Step 7 — Respond to feedback (two timescales)
- Short loop: an expert may review synchronously in-run (the optional Step-3 gate).
- Long loop (the async file inbox): days or weeks later, an expert (or, in simulation, a persona) drops a verdict file into an inbox folder; a separate, later run picks it up whenever it lands. The system MUST be fully resumable across runs separated in time — no live-session assumption. Contract in §5. Role split (unwaivable): the system READS the inbox; the expert writes it. A run MUST NOT persist its own captured verdict back into the inbox (writing is the authoring primitive's and the promotion gate's job).
In simulation a dedicated expert persona plays the human; in production a human uses the SAME folder interface. The persona is defined once, as a shared skill artifact (§4.3).

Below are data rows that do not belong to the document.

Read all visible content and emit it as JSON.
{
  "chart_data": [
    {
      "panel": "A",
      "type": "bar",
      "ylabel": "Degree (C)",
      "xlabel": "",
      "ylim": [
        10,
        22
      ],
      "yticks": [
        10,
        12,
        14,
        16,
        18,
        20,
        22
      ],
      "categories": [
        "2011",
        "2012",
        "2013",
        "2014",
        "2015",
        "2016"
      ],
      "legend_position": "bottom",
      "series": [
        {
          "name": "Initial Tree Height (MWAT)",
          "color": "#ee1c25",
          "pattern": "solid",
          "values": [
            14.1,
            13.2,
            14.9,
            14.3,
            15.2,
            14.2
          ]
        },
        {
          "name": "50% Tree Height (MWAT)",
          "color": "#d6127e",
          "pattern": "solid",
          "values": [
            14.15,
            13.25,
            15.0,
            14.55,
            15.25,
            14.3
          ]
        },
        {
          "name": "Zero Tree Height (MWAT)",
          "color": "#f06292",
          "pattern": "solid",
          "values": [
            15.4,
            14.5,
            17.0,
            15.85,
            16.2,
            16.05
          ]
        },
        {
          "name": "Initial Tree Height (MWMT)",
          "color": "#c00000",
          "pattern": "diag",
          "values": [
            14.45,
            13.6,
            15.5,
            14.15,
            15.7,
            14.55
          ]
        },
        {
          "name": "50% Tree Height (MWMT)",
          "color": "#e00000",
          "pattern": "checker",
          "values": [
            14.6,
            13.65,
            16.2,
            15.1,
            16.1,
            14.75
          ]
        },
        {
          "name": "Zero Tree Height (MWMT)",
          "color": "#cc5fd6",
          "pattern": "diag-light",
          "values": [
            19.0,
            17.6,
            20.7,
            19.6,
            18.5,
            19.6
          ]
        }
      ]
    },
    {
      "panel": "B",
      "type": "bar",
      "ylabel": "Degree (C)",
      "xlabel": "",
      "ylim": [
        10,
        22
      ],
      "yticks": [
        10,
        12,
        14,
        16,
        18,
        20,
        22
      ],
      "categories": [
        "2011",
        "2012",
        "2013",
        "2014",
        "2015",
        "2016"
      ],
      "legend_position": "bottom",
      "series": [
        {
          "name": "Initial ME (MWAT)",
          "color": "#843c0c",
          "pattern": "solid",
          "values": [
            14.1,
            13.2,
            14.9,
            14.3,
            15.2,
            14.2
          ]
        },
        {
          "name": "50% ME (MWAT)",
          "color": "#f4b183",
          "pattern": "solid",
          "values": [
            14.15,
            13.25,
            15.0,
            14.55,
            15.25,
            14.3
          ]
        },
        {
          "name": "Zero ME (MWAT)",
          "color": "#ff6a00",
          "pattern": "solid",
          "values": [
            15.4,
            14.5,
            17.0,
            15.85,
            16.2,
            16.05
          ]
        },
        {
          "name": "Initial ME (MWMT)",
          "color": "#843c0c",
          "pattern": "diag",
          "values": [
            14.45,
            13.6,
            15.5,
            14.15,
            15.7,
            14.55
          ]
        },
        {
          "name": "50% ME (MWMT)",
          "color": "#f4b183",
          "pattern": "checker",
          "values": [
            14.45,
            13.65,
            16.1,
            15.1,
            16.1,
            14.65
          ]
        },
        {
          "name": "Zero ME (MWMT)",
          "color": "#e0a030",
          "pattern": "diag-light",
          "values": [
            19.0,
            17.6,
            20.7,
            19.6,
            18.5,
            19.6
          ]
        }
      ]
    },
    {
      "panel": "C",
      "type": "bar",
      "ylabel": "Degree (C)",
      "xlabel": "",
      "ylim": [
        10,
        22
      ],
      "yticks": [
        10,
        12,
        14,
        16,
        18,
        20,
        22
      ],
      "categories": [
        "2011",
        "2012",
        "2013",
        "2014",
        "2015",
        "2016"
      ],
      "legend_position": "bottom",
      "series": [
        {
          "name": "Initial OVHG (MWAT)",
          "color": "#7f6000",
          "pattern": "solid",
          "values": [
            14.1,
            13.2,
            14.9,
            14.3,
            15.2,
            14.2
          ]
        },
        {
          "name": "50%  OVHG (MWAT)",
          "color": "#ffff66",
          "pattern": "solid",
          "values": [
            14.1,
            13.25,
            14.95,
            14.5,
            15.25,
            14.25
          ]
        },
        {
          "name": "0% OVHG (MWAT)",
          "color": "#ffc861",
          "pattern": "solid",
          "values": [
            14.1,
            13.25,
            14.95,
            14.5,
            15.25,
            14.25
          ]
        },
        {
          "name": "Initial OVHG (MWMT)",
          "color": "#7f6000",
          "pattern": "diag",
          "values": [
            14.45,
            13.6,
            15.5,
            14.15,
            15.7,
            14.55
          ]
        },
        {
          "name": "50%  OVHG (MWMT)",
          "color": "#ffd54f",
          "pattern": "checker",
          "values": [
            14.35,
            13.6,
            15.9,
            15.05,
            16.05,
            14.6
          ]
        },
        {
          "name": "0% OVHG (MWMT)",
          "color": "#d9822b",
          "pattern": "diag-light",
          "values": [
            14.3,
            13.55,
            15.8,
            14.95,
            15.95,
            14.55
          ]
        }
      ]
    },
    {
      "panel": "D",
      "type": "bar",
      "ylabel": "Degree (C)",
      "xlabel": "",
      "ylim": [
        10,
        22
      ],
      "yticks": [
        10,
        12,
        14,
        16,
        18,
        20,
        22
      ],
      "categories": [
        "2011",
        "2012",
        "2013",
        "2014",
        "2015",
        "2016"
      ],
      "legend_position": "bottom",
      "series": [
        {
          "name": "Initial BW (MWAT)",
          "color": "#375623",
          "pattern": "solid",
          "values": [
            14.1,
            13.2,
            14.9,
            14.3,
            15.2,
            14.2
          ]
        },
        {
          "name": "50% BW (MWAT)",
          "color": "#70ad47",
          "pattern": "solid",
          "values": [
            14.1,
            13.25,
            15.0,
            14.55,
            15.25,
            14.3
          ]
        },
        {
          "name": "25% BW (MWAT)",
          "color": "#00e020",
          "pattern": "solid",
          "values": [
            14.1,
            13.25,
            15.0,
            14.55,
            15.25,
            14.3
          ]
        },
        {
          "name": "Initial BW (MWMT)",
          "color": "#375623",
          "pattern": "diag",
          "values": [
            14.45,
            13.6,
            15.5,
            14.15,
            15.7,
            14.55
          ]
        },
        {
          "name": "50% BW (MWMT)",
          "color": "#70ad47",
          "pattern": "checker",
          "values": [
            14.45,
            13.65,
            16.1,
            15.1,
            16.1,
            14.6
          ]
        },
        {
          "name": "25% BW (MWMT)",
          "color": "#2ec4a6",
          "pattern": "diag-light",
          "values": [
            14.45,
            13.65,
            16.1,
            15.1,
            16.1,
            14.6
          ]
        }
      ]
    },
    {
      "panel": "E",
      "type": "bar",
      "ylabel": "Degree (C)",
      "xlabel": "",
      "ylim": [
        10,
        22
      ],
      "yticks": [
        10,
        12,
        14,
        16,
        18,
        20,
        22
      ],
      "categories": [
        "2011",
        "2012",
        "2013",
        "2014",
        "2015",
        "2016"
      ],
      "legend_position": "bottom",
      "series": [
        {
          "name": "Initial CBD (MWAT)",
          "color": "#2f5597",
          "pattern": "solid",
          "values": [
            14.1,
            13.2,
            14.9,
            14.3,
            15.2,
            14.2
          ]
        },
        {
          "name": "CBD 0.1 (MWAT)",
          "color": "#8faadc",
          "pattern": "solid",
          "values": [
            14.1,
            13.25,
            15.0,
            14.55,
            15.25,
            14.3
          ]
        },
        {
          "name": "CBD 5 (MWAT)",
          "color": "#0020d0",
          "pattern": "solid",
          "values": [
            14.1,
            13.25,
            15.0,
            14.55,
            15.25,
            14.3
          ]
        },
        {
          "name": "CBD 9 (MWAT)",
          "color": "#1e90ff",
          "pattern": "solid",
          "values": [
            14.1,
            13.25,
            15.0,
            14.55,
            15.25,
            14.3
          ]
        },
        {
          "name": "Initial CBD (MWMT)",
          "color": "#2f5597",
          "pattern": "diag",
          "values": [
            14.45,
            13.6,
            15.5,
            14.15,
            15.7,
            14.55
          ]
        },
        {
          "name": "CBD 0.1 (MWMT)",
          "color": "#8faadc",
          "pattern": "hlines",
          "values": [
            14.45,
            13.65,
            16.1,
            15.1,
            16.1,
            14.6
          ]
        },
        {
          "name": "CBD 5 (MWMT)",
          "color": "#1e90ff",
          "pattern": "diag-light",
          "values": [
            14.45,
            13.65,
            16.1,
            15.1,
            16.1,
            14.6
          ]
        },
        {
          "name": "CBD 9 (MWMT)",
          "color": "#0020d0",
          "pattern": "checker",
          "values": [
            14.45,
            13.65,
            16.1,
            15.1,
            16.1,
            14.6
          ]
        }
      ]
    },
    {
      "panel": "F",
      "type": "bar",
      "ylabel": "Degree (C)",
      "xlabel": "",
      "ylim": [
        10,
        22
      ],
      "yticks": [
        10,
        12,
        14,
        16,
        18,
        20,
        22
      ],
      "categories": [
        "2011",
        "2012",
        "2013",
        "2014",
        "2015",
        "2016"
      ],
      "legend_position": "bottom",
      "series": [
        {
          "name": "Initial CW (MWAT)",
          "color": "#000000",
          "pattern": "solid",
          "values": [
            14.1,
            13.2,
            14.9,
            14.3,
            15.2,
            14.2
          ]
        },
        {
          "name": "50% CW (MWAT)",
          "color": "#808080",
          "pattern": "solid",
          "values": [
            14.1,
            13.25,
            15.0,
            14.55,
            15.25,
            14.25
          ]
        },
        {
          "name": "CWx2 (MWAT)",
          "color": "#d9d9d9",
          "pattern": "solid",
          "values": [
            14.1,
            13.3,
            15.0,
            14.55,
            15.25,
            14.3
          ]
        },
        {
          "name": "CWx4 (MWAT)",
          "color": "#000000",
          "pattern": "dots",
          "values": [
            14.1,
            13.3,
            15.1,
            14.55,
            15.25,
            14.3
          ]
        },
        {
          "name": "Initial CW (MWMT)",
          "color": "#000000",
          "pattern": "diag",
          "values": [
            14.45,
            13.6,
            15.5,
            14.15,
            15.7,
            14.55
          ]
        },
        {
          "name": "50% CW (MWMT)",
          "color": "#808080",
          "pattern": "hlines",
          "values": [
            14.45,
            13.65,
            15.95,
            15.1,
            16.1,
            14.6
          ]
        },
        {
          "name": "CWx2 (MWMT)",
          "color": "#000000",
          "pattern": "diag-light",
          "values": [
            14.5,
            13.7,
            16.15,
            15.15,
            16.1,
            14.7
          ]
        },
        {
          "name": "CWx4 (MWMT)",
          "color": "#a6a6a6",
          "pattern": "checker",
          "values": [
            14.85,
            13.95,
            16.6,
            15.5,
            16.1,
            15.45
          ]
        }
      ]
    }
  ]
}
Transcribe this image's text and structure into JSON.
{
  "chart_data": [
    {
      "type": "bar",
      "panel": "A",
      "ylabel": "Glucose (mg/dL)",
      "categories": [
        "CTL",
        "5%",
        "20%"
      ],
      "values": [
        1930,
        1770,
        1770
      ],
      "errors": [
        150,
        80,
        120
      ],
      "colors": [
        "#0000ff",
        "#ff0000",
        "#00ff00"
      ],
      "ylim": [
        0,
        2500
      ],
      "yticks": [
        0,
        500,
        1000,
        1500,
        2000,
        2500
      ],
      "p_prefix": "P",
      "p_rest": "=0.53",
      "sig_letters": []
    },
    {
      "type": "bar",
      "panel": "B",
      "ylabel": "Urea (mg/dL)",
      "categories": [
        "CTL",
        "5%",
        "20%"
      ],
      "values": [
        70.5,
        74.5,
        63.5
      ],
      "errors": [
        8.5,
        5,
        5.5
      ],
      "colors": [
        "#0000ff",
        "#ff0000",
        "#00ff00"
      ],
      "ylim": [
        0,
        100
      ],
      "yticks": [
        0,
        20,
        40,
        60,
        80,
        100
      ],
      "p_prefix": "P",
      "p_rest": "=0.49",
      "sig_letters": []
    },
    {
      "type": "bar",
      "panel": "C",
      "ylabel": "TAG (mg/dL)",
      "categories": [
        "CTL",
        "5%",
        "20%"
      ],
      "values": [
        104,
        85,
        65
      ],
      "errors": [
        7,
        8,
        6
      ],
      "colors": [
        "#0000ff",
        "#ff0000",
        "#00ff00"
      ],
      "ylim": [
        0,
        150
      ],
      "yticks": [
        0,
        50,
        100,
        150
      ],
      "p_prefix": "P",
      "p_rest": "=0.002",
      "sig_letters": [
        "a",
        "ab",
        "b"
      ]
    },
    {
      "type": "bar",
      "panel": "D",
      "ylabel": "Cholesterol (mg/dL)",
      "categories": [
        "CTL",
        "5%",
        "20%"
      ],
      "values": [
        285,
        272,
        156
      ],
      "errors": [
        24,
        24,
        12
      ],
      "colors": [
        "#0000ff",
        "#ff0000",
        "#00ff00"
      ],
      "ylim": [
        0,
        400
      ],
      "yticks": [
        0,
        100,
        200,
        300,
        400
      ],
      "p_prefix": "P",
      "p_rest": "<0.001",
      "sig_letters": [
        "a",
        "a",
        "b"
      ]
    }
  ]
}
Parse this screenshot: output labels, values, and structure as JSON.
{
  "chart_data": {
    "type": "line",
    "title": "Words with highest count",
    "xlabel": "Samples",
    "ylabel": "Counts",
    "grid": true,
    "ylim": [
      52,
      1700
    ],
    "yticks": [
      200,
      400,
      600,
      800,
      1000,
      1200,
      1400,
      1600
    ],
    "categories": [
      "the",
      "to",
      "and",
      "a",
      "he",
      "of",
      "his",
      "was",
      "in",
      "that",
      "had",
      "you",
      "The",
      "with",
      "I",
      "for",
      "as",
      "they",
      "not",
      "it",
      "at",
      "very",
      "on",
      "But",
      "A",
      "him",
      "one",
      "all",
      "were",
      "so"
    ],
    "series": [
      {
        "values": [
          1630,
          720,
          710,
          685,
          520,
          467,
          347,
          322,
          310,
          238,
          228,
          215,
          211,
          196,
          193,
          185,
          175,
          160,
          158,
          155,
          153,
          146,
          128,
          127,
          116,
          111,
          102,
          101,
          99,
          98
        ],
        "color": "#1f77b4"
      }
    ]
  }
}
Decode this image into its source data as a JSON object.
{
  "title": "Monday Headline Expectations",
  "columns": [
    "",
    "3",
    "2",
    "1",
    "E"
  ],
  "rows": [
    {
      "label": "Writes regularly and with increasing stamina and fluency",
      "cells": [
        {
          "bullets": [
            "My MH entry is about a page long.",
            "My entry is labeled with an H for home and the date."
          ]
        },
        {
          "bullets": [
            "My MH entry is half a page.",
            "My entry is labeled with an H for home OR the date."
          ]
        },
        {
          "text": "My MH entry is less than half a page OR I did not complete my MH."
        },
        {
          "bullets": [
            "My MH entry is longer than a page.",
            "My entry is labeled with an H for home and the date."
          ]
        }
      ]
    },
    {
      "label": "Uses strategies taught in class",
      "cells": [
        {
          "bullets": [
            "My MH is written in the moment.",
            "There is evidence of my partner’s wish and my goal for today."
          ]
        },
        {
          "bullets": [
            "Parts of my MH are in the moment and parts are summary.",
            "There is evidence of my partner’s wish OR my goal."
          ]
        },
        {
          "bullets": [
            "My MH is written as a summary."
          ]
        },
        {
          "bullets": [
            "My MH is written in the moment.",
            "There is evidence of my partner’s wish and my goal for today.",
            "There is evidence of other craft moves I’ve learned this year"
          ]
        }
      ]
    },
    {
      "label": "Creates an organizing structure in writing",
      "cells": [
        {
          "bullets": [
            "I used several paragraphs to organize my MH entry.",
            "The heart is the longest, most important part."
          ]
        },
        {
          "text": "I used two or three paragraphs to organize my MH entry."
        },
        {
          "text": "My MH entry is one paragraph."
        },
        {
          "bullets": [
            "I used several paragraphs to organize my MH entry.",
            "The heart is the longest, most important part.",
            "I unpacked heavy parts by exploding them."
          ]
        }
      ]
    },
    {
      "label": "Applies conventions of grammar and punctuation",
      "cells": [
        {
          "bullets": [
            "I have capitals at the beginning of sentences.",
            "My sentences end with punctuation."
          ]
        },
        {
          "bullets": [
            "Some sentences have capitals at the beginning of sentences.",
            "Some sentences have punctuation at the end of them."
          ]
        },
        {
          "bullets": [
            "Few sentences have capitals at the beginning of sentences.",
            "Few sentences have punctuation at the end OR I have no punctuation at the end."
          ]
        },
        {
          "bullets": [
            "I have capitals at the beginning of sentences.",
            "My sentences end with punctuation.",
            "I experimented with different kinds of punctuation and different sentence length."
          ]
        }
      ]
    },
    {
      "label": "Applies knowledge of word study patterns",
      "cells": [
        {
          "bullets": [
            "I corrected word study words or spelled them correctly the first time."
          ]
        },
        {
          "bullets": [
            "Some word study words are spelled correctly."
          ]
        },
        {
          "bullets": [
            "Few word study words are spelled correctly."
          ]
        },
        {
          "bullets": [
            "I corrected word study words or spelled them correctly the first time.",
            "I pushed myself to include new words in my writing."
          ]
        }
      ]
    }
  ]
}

Step 8 — Promote approved knowledge (optional + gated)
When an expert APPROVES an outcome, it may be promoted from the raw output layer into the
context layer as a type: verdict concept file, navigable by the next run's seeding
(closing the learning loop through the file system). Promotion is an opt-in public
primitive — it MUST NOT be wired into the run itself (the system reads context; the
gate/persona promotes). Full gate semantics in §6.
4. The verdict contract
Three machine-readable shapes carry expert judgement. All three share the decision
vocabulary rule: the run-path decision is binary — approved or rejected. The
adjusted-approval case (the signature case in practice: the measure is worth doing but the
modelled saving overstates the expected actual) is an approved decision whose rationale
records the correction. approved_with_adjustment exists ONLY in bundle-seed frontmatter
and in the promotion gate's accepted set (§6) — a run-path feedback contract MUST reject it.
4.1 Run-path feedback
The expert decision consumed by a run: decision ∈ {approved, rejected} (exactly two
values) and a non-empty rationale string. Validated fail-fast at startup (§10).
4.2 The verdict file (raw output layer / inbox)
One verdict per JSON file, named {id}.json. Top-level fields (all required):
| Field | Meaning |
|---|---|
id |
The learning-loop key (see minting, below). Read VERBATIM on load — never re-minted. |
decision |
The expert decision (§4 vocabulary). |
rationale |
Prose carrying the knowledge the validator cannot compute. |
proposal_features |
The structural features of the judged candidate (below). |
proposal_features fields: affected_codes (emitted as a SORTED list), measure_type
(string), claimed_saving_nok (number), description (string; surface text — deliberately
excluded from both similarity ranking and id minting).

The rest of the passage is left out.